I introduced a two-tier disclosure pattern on edges: click between two nodes to reveal the agents rationale, expand for full context. This reduces cognitive load while keeping rationale accessible on demand.
The merge interface was described as visually overwhelming, resulting in high cognitive load and a poor signal-to-noise ratio. Users had difficulty understanding the interfaces’ roles.
I established a clear visual hierarchy through color coding and distinctive icons. This improves scannability and reduces time-to-comprehension during conflict resolution.

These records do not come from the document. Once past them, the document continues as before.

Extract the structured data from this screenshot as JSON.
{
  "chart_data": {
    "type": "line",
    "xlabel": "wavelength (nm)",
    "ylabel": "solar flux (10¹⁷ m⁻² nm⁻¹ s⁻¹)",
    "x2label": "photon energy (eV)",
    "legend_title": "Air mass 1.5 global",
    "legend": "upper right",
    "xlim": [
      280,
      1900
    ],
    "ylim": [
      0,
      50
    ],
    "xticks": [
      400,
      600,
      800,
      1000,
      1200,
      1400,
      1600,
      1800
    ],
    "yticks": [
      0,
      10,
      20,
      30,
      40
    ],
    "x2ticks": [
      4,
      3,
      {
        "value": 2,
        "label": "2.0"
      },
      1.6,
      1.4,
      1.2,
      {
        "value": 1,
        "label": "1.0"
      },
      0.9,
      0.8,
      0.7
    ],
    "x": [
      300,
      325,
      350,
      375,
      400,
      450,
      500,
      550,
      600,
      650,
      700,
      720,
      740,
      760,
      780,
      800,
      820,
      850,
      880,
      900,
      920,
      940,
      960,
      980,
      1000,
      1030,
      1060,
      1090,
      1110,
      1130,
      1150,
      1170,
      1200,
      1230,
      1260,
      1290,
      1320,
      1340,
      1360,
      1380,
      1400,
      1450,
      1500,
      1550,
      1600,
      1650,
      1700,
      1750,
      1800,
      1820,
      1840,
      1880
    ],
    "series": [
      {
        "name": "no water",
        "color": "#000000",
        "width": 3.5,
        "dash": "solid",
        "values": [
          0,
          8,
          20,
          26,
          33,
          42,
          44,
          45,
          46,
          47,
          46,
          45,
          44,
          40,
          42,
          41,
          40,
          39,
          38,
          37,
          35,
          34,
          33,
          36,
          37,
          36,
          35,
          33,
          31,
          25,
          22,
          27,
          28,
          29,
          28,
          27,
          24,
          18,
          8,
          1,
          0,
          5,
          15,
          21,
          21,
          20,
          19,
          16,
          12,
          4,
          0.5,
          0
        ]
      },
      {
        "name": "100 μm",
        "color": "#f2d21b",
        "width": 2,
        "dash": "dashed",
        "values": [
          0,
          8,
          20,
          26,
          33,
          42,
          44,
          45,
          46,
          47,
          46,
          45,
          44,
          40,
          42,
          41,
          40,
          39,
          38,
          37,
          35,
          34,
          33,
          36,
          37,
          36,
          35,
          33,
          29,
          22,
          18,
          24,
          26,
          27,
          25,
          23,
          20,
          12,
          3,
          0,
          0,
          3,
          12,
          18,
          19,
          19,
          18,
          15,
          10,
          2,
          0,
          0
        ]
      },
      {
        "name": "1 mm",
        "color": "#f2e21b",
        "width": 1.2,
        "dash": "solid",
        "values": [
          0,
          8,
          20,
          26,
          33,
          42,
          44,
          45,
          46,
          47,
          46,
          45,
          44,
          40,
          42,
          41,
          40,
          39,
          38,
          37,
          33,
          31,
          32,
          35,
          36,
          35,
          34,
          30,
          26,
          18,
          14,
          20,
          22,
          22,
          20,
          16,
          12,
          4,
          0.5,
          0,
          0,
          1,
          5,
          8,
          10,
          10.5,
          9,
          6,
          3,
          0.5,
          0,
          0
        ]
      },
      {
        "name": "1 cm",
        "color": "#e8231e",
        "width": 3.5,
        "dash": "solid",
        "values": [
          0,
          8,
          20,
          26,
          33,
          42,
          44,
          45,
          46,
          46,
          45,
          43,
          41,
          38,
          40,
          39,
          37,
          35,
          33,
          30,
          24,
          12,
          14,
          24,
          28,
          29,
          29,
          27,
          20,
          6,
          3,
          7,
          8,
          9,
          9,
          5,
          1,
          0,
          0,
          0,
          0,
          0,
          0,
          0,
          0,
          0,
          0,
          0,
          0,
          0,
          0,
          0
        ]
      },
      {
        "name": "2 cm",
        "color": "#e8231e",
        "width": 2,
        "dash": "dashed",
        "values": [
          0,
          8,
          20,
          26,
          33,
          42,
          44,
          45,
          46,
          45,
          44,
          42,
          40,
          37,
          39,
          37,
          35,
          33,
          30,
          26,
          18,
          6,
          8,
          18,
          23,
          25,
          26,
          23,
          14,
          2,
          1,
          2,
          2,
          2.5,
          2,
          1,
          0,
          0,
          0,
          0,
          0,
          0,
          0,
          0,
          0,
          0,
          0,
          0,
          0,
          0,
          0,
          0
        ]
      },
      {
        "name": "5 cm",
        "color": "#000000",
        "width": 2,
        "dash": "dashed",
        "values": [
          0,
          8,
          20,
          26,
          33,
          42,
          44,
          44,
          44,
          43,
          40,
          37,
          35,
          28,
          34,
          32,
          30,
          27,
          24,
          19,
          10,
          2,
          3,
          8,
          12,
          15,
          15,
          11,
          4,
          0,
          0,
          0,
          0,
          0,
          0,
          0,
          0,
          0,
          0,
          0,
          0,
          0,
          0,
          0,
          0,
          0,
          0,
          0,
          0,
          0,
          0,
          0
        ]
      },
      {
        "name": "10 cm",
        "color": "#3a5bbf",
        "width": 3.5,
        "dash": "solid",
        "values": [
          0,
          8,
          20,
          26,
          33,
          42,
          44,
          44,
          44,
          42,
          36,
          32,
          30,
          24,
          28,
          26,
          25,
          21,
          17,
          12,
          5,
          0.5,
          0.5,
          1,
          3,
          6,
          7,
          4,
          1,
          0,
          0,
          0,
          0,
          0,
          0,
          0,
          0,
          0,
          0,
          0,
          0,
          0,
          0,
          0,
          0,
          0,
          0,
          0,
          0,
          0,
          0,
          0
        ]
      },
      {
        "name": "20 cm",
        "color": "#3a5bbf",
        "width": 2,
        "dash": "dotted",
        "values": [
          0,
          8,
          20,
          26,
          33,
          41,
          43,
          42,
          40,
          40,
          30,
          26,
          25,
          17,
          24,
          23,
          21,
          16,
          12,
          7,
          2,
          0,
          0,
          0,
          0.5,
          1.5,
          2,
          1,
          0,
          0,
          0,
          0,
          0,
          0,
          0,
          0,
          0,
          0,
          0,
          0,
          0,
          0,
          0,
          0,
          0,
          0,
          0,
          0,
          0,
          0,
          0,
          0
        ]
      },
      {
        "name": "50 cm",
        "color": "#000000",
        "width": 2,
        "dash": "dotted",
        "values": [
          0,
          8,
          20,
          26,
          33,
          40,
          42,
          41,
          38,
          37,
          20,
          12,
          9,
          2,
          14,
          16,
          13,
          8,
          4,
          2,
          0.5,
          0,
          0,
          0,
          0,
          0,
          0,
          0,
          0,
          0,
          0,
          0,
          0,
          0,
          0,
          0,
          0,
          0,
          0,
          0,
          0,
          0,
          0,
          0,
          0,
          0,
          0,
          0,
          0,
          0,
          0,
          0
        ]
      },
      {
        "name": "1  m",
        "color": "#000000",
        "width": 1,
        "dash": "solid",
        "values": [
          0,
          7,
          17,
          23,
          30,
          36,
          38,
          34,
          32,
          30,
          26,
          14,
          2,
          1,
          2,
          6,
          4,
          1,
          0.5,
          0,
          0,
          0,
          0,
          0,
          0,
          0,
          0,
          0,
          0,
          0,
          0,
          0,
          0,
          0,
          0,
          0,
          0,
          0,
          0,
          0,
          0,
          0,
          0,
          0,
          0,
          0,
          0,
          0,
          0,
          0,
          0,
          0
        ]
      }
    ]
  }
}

In the past design, branch nodes lacked a state indication for completed or incomplete objectives because nodes were identical. Violating the heuristic of system status visibility.

Now, users can see whether objectives are completed. Hollow nodes indicate pending status, while filled nodes are completed objectives.
Looking back, the key takeaway from this project is the value of research. At first, I wanted to jump straight into designs; however, I'm glad we stuck with the first five weeks of literature review; learning how agents work, where existing guidelines fall short, and scoping down the problem space gave me a complete foundation before I touched design. Designing for a problem space with no competitors to reference was a challenge, but that's precisely why the research mattered.
Thanks to our excellent research leads, Kevin Feng and Professor McDonald, and my design peers (Gloria, Amber, Jane), without their constructive feedback, advice during iterations, and vast knowledge on AI agents, I would not have gotten as far as I have. I'm truly grateful to the DRG team for pushing my design limits!